Há décadas o Brasil negligencia o problema da criminalidade e da violência associada. Governos se sucedem, ignorando o domínio do crime sobre os espaços urbanos e a infiltração do tráfico de drogas nos poderes constituídos.
Fomos afundando, gradativamente, confinando as pessoas em suas próprias casas, cercadas de grades e sistemas de segurança, normalizando assaltos e assassinatos, e deixando a população amplamente alarmada, a ponto de esquecer qualquer resquício de direitos humanos, diante do instinto de autoproteção.
É um medo coletivo, que deu aos policiais o status de justiceiros, vistos como heróis necessários para enfrentar o mal a qualquer custo. A violência policial foi, assim, naturalizada e até celebrada em alguns setores, enquanto seus excessos eram varridos para debaixo do tapete.
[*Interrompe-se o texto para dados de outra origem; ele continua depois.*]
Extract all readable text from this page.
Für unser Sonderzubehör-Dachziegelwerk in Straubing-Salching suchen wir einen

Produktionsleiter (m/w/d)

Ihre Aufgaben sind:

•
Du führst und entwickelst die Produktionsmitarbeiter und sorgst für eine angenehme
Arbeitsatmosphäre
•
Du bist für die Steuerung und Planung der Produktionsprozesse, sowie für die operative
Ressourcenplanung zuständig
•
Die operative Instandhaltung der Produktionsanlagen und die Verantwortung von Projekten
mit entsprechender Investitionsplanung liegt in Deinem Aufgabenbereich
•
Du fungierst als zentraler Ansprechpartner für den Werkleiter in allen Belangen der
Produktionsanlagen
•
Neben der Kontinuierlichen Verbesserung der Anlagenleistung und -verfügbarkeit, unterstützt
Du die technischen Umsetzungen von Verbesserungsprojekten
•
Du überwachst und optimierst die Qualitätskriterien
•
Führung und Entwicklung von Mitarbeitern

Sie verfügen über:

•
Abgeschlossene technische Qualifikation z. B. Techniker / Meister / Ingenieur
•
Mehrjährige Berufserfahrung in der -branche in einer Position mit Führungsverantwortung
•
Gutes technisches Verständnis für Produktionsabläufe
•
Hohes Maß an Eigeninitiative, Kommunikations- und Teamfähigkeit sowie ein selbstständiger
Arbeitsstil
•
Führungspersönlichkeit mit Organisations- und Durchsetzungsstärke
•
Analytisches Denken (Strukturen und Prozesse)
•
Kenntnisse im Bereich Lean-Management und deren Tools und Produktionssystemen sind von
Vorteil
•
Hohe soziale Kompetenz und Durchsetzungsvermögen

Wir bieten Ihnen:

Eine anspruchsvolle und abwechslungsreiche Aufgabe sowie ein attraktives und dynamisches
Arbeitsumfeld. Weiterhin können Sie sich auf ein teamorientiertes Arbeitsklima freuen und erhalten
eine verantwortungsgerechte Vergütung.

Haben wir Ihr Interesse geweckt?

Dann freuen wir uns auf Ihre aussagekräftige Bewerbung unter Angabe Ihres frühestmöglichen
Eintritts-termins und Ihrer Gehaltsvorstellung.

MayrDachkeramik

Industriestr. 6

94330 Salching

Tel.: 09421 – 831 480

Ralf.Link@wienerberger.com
Quando flagrantes dessas ações vêm à tona, a reação inicial é de escândalo, mas a discussão rapidamente retorna ao ciclo vicioso de apontar culpados, sem propor soluções efetivas.
Ao analisarmos cerca de 60 mil publicações feitas no X, antes e depois da divulgação do episódio envolvendo um policial que arremessou uma pessoa de uma ponte, em São Paulo, observamos que a reprovação às ações violentas por parte dos policiais subiu de 61,2% para 69,1%.
Mas a aprovação à abordagem agressiva, e muitas vezes letal, também aumentou, passando de 15,4% para 21,2%. É um público que acredita que os fins justificam os meios e que não entende que a vida de qualquer pessoa deve sempre ser valorizada, se quisermos viver em um País minimamente civilizado.
Essa dualidade é um retrato da complexidade de um tema que não permite soluções simplistas, diante de um círculo de horrores que se repete indefinidamente, onde inocentes muitas vezes morrem em nome de uma caçada inútil, que executa primeiro e pergunta depois.
E essa caçada é sempre aprovada, mesmo que pela omissão. O Brasil gosta desse estado policialesco. Portanto, o que faz com que as pessoas reprovem atos extremos é a morte de inocentes ou ações violentas contra eles, e não a excessos contra bandidos.
Tanto que a violência virou entretenimento, servindo de meio de promoção para figuras caricatas de humor suspeito, que rebolam em programas de televisão, fazendo chacota da miséria diária de um País que perdeu o controle para o crime.
No centro desse dilema, a postura do governador de São Paulo, Tarcísio Freitas, merece atenção. Ele tem buscado respostas firmes contra a criminalidade, esperadas pela população, enquanto é acusado de encampar a violência institucional, diante de tantos casos que eclodem durante a sua gestão. Isso o leva a ter que repensar o modo de ação do aparato policial paulista.
É preciso reconhecer que o desafio do governador, e de toda sociedade, é, acima de tudo, sistêmico. A violência policial não se resolve com medidas isoladas, mas exige uma abordagem abrangente, que inclua desde a reestruturação das práticas policiais até a promoção de justiça social e redução das desigualdades que alimentam a criminalidade, em todo o Brasil, e não apenas em um estado, uma vez que o problema não é exclusivo de São Paulo.
Somente quando a sociedade, governos e instituições se comprometerem genuinamente com soluções integradas e coletivas será possível quebrar esse ciclo de violência e insegurança. Reconhecer que o problema é de todos nós é o primeiro passo para um caminho que valorize a vida, promova a justiça e construa uma convivência verdadeiramente pacífica e civilizada. Sem esse entendimento, continuaremos presos em uma espiral de medo e indiferença, incapazes de encontrar a saída.